Tutucu, hatta gerikafalı öğretmenler tarafından yönetilen, eğitim denilen kavramı disiplin'den ceza'dan ibaret gören, öğrencileri cendereye sokan, öğretmeyen, ezberleten, asık suratlı bir liseydi.
*
Sınıf, etüd, yatakhane üçgenine sıkıştırılan öğrencilerin
monoton hayatı, okula gelen yeni edebiyat öğretmeniyle bi anda
değişti.
Bu genç öğretmen, öbür öğretmenlerin aksine, ders kitaplarını
boşvermelerini, klişeleşmiş düşünce kalıplarını unutmalarını,
fikirlerini özgürleştirmelerini, hayatlarını dolu dolu
yaşamalarını, gençliklerini ıskalamamalarını öğütlüyordu.

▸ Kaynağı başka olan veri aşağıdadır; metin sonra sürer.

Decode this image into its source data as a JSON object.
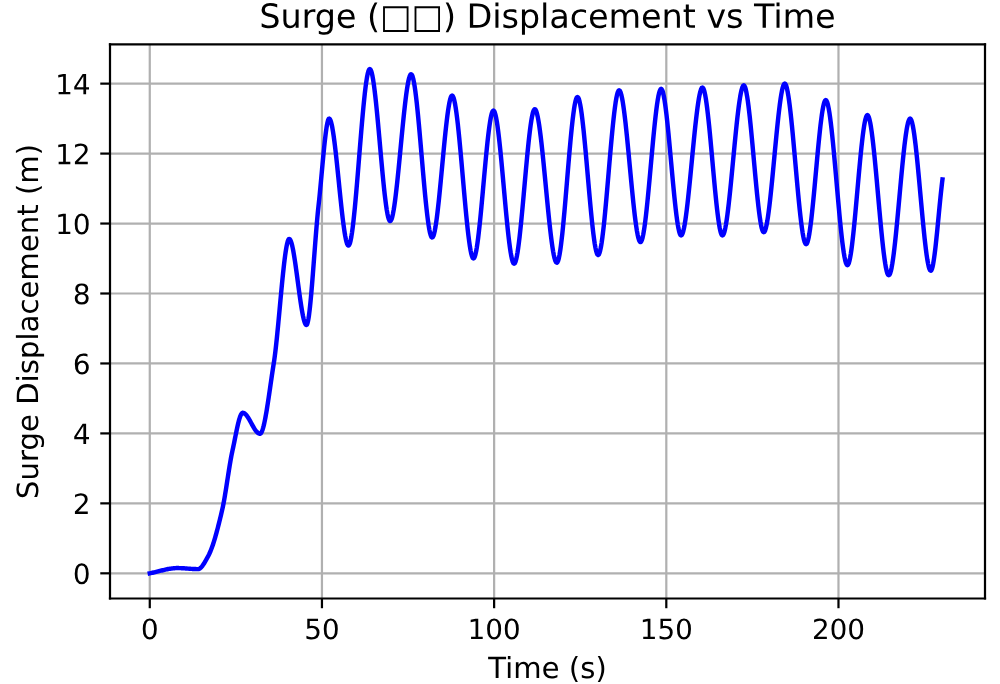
{
  "chart_data": {
    "type": "line",
    "title": "Surge (□□) Displacement vs Time",
    "xlabel": "Time (s)",
    "ylabel": "Surge Displacement (m)",
    "xlim": [
      -11.55,
      242.55
    ],
    "ylim": [
      -0.72,
      15.12
    ],
    "xticks": [
      0,
      50,
      100,
      150,
      200
    ],
    "yticks": [
      0,
      2,
      4,
      6,
      8,
      10,
      12,
      14
    ],
    "grid": true,
    "line_style": "solid",
    "marker": "none",
    "series": [
      {
        "color": "#0000ff",
        "x": [
          0,
          8,
          14,
          17,
          21,
          24,
          27,
          32,
          36,
          40.5,
          45.5,
          49,
          52.1,
          57.7,
          63.9,
          69.8,
          75.9,
          82,
          87.8,
          94,
          99.8,
          105.8,
          111.8,
          118.2,
          124.2,
          130.2,
          136.3,
          142.5,
          148.5,
          154.3,
          160.5,
          166.3,
          172.5,
          178.3,
          184.4,
          190.6,
          196.3,
          202.6,
          208.4,
          214.6,
          220.8,
          226.8,
          230.2
        ],
        "values": [
          0,
          0.15,
          0.12,
          0.5,
          1.8,
          3.5,
          4.59,
          3.99,
          6.0,
          9.56,
          7.1,
          10.5,
          13.0,
          9.37,
          14.42,
          10.07,
          14.27,
          9.6,
          13.66,
          9.0,
          13.23,
          8.85,
          13.27,
          8.88,
          13.62,
          9.1,
          13.81,
          9.47,
          13.85,
          9.66,
          13.89,
          9.66,
          13.95,
          9.75,
          14.0,
          9.41,
          13.53,
          8.81,
          13.1,
          8.52,
          13.0,
          8.65,
          11.26
        ]
      }
    ]
  }
}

Üniversiteyi kazanmaktan başka amacı olmayan öğrencilerine,
diplomanın her şey demek olmadığını anlatıyordu. Sizin gelecek
planlarınıza başkaları değil, siz karar verin, kendi geleceğinize
dair kendi hayalleriniz olsun diyordu. Mahalle baskısına boyun
eğmeyin, sizden olmanızı istedikleri kişi olmayın, sadece kendinize
kulak verin, kendiniz olun diyordu. Anlatılanları olduğu gibi
kabullenmeyin, farklı açılardan bakın, kendiniz anlayın, kendiniz
kavrayın diyordu.
Öğrencilerini edebiyatın büyülü dünyasına davet etti, nitelikli
edebi eserlerle tanıştırdı, hem beyinlerine, hem yüreklerine
dokundu.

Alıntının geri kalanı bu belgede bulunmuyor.